GRAPHENE FIELD EFFECT TRANSISTORS FOR PHYSICALLY UNCLONABLE CRYPTOGRAPHIC PRIMITIVES
Open Access
- Author:
- Buzzell, Drew
- Graduate Program:
- Engineering Science
- Degree:
- Master of Science
- Document Type:
- Master Thesis
- Date of Defense:
- April 15, 2019
- Committee Members:
- Saptarshi Das, Thesis Advisor/Co-Advisor
Mark William Horn, Committee Member - Keywords:
- Graphene
Cryptography
Physically Unconable Functions - Abstract:
- Graphene-based devices and sensors are emerging rapidly over the past decade owing to its unique and fascinating electronic and optoelectronic properties [1-5]. In fact, graphene based wearable sensors and heath monitoring devices can revolutionize emerging technologies such as the Internet of Things (IoT).
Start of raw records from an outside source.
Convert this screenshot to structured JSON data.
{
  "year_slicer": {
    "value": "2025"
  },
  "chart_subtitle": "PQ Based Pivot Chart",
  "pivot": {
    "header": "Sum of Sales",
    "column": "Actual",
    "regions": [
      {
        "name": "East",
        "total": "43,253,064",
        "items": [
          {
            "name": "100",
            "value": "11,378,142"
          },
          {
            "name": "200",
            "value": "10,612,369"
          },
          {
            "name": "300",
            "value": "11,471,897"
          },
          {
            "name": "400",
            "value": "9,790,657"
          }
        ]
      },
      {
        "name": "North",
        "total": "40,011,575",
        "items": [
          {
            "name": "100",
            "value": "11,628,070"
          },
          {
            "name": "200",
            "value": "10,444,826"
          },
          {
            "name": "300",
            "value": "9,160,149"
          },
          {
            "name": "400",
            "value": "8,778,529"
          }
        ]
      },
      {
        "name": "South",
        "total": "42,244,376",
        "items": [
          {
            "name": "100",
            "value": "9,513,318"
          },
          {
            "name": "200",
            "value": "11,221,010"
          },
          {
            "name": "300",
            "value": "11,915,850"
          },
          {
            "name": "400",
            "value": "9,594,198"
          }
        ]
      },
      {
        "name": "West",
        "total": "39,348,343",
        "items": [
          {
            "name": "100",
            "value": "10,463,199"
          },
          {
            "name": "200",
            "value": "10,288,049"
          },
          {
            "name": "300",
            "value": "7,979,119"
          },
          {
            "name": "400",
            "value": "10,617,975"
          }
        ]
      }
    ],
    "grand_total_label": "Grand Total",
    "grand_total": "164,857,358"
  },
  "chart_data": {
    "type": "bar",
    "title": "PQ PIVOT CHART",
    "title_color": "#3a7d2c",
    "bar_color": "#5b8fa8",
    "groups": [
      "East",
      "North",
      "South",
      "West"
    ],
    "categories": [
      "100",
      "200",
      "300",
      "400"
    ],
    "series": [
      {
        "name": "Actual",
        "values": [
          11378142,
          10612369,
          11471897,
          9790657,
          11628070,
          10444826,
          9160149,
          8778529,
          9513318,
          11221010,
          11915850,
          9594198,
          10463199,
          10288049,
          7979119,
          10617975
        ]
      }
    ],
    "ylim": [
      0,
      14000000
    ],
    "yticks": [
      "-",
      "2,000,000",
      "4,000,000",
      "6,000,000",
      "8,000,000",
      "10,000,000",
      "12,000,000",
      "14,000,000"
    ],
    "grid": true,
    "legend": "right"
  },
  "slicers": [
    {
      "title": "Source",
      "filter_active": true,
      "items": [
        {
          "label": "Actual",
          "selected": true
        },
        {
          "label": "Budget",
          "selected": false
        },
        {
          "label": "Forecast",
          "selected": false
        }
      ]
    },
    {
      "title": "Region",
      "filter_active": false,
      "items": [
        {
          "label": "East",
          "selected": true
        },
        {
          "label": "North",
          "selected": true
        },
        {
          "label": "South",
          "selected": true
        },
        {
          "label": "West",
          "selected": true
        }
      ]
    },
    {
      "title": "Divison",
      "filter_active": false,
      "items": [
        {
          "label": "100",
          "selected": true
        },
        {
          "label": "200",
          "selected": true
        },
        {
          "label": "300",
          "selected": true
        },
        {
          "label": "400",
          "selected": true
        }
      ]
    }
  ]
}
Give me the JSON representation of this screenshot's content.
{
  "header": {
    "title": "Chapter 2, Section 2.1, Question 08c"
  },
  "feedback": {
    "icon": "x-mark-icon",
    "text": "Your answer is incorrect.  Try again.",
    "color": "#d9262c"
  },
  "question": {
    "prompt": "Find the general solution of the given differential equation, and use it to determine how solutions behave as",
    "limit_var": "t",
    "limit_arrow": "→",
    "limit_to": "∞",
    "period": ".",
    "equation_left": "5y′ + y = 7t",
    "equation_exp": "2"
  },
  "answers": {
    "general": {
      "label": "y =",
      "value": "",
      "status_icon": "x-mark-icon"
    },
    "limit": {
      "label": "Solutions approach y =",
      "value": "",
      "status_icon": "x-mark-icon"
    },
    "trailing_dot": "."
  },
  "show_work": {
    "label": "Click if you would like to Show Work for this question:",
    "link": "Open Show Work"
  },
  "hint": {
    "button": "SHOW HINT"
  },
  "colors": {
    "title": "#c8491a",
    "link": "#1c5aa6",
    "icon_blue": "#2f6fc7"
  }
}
A critical aspect of IoT edge and end devices is their interconnectivity at a global scale [6, 7]. As such the digital information that are generated, stored or communicated by these IoT devices can becomes vulnerable to cyber-attacks, tampering, hacking, and other security threats [8, 9]. It is imperative that these devices must be made secure against any digital crimes. Here we introduce an on-chip security method for generating physically unclonable challenge response pairs (CRPs) by exploiting the inherent disorders associated with the carrier transport in grain boundary dominated graphene field effect transistors (GFETs). To demonstrate the robustness and strength of the CRP, we employed various statistical measures including hamming distance, correlation coefficient, and entropy calculations. Our results showcase that the GFET based cryptographic primitives are uncorrelated, unclonable, and astronomically difficult to decipher using brute force trials (BFTs) facilitating their use as on-chip secure key generation. Finally, we developed a method for generating a new set of CRP by reconfiguring the GFET arrays that do not involve physical replacement of the devices and/or integration of additional hardware components.